As it is currently structured, the overall scope of SBA lending is just too narrowly focused on start-ups and the scale of lending is too small to deal with the shortfalls in credit that small businesses are reporting. In total, SBA guaranteed credit accounts for only about 5 percent of outstanding credit to small business. The Administration, for its part, has taken steps to address this issue by proposing legislation to allow increases to the caps on certain kinds of SBA loans, as well as to allow for the refinancing of certain kinds of owner-occupied commercial real estate. The Administration has also proposed using $30 billion of TARP funds for community banks to use for small business lending.
So while there is no cure-all solution, there is widespread awareness at the policy level that helping to find solutions to the challenges facing small business is vitally important to our recovery. We at the Federal Reserve Bank of Cleveland are fully committed to staying engaged in this effort.
Let me conclude my remarks by noting that the ability of the Federal Reserve to endure as a positive force in the economy depends in no small part on our institutional design. Having 12 Reserve Banks across the country puts us in a very good position to act quickly, thoughtfully, and decisively. We hear from our small and large business contacts about conditions on the ground. We get real-world input that we share at the Federal Open Market Committee meetings, where we set national monetary policy. To me, this is the genius of the "decentralized central bank."

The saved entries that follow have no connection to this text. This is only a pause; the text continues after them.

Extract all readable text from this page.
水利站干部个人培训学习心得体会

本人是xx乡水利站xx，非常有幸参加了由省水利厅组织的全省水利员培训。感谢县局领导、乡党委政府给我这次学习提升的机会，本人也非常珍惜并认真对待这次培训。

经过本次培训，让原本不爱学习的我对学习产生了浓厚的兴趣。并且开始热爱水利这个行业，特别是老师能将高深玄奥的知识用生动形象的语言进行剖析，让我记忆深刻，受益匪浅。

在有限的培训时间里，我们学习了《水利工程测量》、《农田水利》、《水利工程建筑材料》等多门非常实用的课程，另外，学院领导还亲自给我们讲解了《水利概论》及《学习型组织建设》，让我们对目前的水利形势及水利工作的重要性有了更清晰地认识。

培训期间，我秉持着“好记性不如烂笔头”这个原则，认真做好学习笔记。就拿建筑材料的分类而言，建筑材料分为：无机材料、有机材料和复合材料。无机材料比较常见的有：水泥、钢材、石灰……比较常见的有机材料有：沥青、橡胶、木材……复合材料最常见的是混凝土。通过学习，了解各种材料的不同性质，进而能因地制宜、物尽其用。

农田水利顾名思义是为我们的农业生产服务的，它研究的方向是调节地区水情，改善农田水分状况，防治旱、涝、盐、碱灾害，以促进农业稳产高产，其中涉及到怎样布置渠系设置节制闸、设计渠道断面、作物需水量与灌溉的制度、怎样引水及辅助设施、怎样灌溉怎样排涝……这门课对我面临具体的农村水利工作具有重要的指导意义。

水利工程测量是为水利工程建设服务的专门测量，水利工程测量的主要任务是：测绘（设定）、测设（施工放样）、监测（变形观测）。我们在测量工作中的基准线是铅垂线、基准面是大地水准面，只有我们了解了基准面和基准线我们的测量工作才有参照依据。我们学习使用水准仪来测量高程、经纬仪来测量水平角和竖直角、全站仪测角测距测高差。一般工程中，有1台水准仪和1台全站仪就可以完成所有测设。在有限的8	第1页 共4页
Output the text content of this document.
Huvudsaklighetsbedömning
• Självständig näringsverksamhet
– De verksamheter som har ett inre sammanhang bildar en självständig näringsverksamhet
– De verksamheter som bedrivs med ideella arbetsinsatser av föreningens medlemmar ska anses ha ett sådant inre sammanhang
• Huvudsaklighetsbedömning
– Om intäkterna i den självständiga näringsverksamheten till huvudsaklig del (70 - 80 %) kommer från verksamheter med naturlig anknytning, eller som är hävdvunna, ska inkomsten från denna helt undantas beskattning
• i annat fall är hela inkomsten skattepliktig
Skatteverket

At a time when our nation faces unusual economic and financial challenges, it is important to know that the Federal Reserve was set up to be independent so it can focus on longer-term policy objectives while remaining accountable to the Congress and the American people. I believe it is vital that we retain that independence if we are to maintain public confidence as we work to promote economic and financial stability.
We still have a long journey ahead of us. We are at the very beginning of what is shaping up as a shallow recovery, and its trajectory is uncertain. The small business sector has been one of the catalysts behind every economic recovery in our history, and it is the collective actions of thousands of business owners that drive our economy every day. Small business and Main Street are not "small stuff" by any means-instead, they are the real crux of our economy.
Some may think the Federal Reserve is too big or too wrapped up in national concerns to be interested in whether or not a small business in Dayton can get access to credit, but our structure ensures we take these needs into account, and I want to assure you both personally and on behalf of my Bank that we are fully committed to listening, to talking, and to ensuring these concerns are heard.
Since I began with a quote from Richard Carlson, let me finish with another one. Carlson once said "circumstances don’t make a person; they reveal him or her." When I talk to business owners across my District I see tenacity, determination, and a strong commitment to rebuild and prevail. We have a long road ahead, but every time I attend an event like this I am heartened by the drive and optimism I see.